"Crime, futebol, música... Também não consegui fugir disso aí. Eu sou mais um". Mano Brown, o maior poeta do rap nacional, apesar de contrariar as estatísticas e representar uma rara voz da periferia (apesar de atualmente evitar esse peso) também reconheceu sua fraqueza humana. Pois, com as devidas proporções guardadas e ciente de que nunca fui santo, lamento informar: a corrupção me pegou. Também sou mais um. Passei anos de minha vida vociferando contra aqueles que compram CDs piratas, furam filas, enganam o Fisco, não devolvem troco errado (pra mais), são dispensados do Exército porque o tio é coronel e, principalmente, falsificam carteirinha de estudante! Este último é o crime que compartilho e confesso, torcendo para que nenhum produtor de show ou dono de rede de cinema leia esse texto.

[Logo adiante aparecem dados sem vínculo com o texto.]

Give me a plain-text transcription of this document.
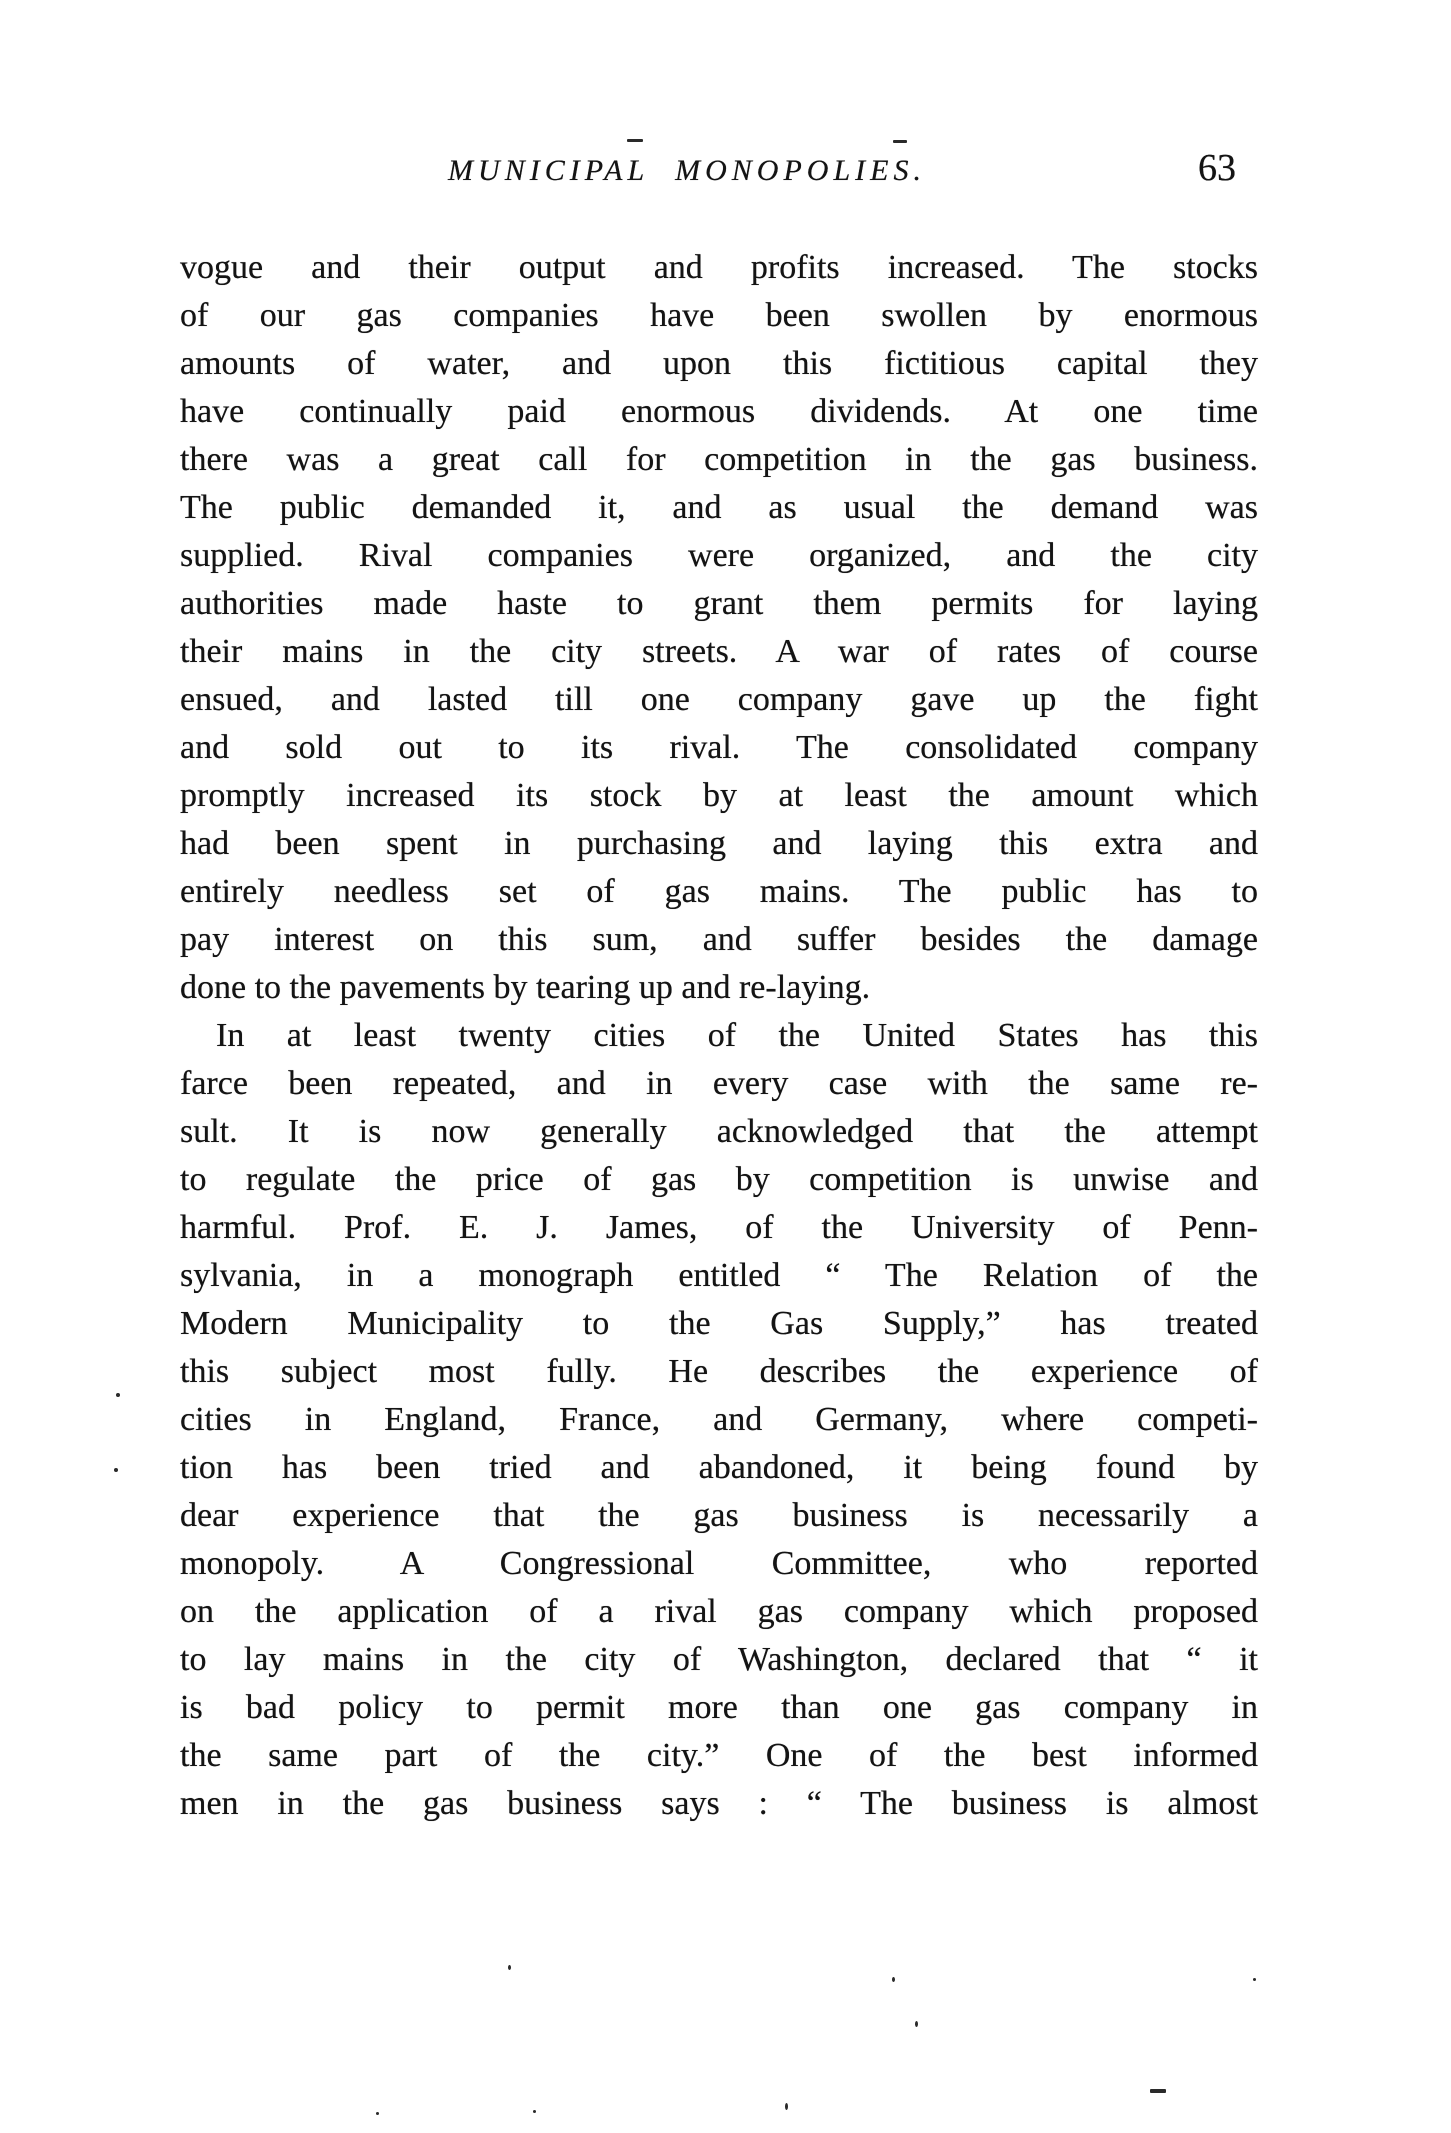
MUNICIPAL MONOPOLIES.	63
vogue and their output and profits increased. The stocks
of our gas companies have been swollen by enormous
amounts of water, and upon this fictitious capital they
have continually paid enormous dividends. At one time
there was a great call for competition in the gas business.
The public demanded it, and as usual the demand was
supplied. Rival companies were organized, and the city
authorities made haste to grant them permits for laying
their mains in the city streets. A war of rates of course
ensued, and lasted till one company gave up the fight
and sold out to its rival. The consolidated company
promptly increased its stock by at least the amount which
had been spent in purchasing and laying this extra and
entirely needless set of gas mains. The public has to
pay interest on this sum, and suffer besides the damage
done to the pavements by tearing up and re-laying.
In at least twenty cities of the United States has this
farce been repeated, and in every case with the same re-
sult. It is now generally acknowledged that the attempt
to regulate the price of gas by competition is unwise and
harmful. Prof. E. J. James, of the University of Penn-
sylvania, in a monograph entitled “ The Relation of the
Modern Municipality to the Gas Supply,” has treated
this subject most fully. He describes the experience of
cities in England, France, and Germany, where competi-
tion has been tried and abandoned, it being found by
dear experience that the gas business is necessarily a
monopoly. A Congressional Committee, who reported
on the application of a rival gas company which proposed
to lay mains in the city of Washington, declared that “ it
is bad policy to permit more than one gas company in
the same part of the city.” One of the best informed
men in the gas business says : “ The business is almost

A maioria vai pensar "ah, só isso? Todo mundo tem". Pois é. O problema é que sou da opinião de que nenhum Carlos Cachoeira nasce empresário de contravenção. Tudo começa num pequeno e banal gesto e aos poucos as proporções crescem, mas o botão mental do delito já está apertado. Quando reclamamos dos políticos corruptos, vagabundos e caras de pau, não estamos xingando alienígenas mutantes, estamos xingando gente da gente. Brasileiros como nós, que dão um jeitinho quando têm chance, num é mesmo? E em Brasília, as chances são muitas. Mas, e sempre tem um "mas", depois de tanto ouvir um argumento, ele começou a convencer meus neurônios anticapitalistas, e eles fizeram mais sinapses na minha cabeça do que os neurônios morais.
Os últimos shows que me interessaram e deixei de ver por causa do preço, em São Paulo, custavam todos cerca de R$ 200, no mínimo, pelo menos para não ficar sentado atrás da pilastra ou de costas para o palco (o descaramento é tanto que divulgam ingressos com “visão parcial”... Desrespeito total com o público). E peças de teatro então? Basta ter um ator global no casting que os preços chegam a R$ 80 facilmente. E depois aparecem por aí, inclusive esses mesmos atores, dizendo que é preciso estimular a ida ao teatro. Como? Cobrando um valor fora da realidade? Surgem até aqueles dizendo que o povo não gosta de cultura. Gosta sim! Basta ver o sucesso da Virada Cultural para ver se o povo não gosta. Não que tudo tenha que ser gratuito, gostamos de pagar artistas que merecem, mas queremos pagar o que é justo!
Podem me dar todas as justificativas matemáticas das margens de lucro de um, de outro etc. E sabemos como grandes produções podem ter custos mais altos. Sabemos também, que um bom CD, bem feito, bem gravado, bem promovido e distribuído pode ser vendido tranquilamente a R$ 15. Mas há CDs simples, com dez músicas, que custam até R$ 60! Pra piorar, os impostos que influenciam toda essa indústria cultural também nos esfola todo dia em produtos e serviços que pagamos. O Brasil tem a 14º maior carga tributária do mundo, e entre os 30 países que mais cobram, temos o pior desempenho em retorno de serviços públicos à população, isso segundo estudo do Instituto Brasileiro de Planejamento Tributário (IBPT). Diante dessa insanidade legal e criminosa de empresários que exploram e sugam o dinheiro suado do trabalhador honesto (afinal, trabalhador honesto raramente fica rico), fui convencido a ter minha carteirinha de estudante, não sendo mais estudante, lesando em percentagens milésimas todo esse sistema. É minha contradição: sou corrupto, mas sou contra.
2 comentários:
RSRS ...Verdade.Pois nunca vi um bebê de 6 meses passando um cheque sem fundos ,rsrsrsrs!!Mas certamente ele aprende !!!
Concordo contigo Ric... também já sucumbi a essa "pequena corrupção" e confesso que não o faço de bom grado. Atualmente não preciso mas e quando a validade de minha carteirinha acabar?!?!?
Outra coisa a se falar em preço de Cultura são as famosas Taxas de Conveniência que os sites de ingressos combram de maneira inimaginável... R$ 100,00 e até R$ 200,00!!! Absurdo!!